Tobin is a carefully constructed character, and I admit freely that what seemed like a simple, neurotic sort of nebbish evolves into a surprising anti-hero, drawing the narrative to its startling conclusions. 

The story is rife with moral ambiguity. While it is not difficult to pick out the innocent, it is much harder to separate the good guys from the bad guys. That’s where the real surprises come into Neu’s eerie story and unexpected finale. 

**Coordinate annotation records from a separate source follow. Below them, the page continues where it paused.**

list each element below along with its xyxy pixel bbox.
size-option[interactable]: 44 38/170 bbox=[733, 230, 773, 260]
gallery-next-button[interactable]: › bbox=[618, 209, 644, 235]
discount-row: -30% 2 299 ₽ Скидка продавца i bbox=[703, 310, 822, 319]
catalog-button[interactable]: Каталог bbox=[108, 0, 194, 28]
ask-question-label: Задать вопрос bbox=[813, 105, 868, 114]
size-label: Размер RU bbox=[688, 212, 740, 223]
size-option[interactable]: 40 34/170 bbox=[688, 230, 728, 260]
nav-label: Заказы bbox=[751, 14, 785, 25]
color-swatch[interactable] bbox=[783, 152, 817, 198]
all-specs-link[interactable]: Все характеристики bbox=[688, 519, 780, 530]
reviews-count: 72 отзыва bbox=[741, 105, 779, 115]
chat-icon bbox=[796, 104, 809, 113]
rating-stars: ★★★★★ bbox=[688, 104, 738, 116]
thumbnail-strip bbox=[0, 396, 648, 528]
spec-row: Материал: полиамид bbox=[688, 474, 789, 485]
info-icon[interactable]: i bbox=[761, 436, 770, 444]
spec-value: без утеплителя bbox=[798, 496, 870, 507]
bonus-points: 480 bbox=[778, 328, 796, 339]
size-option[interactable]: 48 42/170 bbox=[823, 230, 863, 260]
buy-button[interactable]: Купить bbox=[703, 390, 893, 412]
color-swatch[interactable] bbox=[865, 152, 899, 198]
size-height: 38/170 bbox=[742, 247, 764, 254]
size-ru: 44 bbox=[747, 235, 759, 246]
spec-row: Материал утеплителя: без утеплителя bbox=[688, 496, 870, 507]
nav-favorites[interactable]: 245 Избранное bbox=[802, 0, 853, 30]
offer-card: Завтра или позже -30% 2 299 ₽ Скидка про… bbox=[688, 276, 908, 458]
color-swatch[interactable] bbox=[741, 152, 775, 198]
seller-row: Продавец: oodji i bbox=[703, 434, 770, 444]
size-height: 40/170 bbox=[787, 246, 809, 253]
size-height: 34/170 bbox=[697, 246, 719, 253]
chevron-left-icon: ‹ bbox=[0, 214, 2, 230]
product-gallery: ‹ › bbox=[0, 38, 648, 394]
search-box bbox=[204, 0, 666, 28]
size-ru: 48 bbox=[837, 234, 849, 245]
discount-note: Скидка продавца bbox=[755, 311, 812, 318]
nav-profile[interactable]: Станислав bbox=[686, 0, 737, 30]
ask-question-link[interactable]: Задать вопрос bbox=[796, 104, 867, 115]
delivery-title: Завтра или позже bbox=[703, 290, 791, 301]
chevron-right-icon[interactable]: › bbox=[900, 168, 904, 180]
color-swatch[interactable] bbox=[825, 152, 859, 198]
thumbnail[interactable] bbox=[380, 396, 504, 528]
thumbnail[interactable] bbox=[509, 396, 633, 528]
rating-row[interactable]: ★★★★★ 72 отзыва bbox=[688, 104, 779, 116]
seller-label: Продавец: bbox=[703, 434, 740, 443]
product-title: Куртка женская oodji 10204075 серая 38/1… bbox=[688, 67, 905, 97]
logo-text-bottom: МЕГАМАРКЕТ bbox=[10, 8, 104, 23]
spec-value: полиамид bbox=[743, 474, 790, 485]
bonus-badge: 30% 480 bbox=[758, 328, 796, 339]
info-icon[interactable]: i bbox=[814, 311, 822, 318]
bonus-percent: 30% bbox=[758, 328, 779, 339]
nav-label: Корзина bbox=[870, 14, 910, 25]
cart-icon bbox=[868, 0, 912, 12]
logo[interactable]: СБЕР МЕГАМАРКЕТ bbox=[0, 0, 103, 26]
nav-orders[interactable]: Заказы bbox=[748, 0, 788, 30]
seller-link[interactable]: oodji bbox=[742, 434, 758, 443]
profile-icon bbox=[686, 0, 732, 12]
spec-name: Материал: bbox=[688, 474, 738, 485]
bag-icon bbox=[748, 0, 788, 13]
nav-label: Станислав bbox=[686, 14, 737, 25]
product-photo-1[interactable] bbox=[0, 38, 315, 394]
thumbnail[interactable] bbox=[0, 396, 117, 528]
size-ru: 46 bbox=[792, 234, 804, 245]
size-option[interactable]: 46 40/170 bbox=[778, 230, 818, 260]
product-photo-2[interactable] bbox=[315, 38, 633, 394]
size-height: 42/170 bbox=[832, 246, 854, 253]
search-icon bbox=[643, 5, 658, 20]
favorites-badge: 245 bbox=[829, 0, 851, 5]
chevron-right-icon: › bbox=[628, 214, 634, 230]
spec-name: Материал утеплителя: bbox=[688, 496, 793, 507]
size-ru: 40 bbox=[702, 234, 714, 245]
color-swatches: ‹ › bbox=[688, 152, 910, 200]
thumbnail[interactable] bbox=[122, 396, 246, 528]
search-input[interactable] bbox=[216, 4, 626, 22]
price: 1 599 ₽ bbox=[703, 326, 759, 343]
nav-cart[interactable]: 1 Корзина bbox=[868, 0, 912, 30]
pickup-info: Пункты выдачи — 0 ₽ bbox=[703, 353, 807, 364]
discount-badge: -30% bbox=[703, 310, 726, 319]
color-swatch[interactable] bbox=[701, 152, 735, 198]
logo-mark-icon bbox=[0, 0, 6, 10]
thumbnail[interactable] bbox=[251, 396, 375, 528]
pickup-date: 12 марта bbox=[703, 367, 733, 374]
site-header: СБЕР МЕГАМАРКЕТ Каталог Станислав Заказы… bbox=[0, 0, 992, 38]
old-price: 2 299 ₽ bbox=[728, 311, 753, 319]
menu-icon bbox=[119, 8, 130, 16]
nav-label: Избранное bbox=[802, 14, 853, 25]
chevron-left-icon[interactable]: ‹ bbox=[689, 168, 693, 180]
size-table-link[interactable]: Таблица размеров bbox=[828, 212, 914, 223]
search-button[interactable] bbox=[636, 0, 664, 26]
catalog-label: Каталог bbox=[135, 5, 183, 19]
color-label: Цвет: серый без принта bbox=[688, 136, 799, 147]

There really is no romance here, and no conventionally happy ending. The thing is, I didn’t understand that until it was all over. Neu’s writing is good, and even with the rather dodgy editing, I enjoyed his book.

The Reviewer

Ulysses Grant Dietz grew up in Syracuse, New York, where his Leave It to Beaver life was enlivened by his fascination with vampires, from Bela Lugosi to Barnabas Collins. He studied French at Yale, and was trained to be a museum curator at the University of Delaware. A curator since 1980, Ulysses has never stopped writing fiction for the sheer pleasure of it. He created the character of Desmond Beckwith in 1988 as his personal response to Anne Rice’s landmark novels. Alyson Books released his first novel, Desmond, in 1998. Vampire in Suburbia, the sequel to Desmond, is his second novel.

Ulysses lives in suburban New Jersey with his husband of over 41 years and their two almost-grown children.

By the way, the name Ulysses was not his parents’ idea of a joke: he is a great-great grandson of Ulysses S. Grant, and his mother was the President’s last living great-grandchild. Every year on April 27 he gives a speech at Grant’s Tomb in New York City.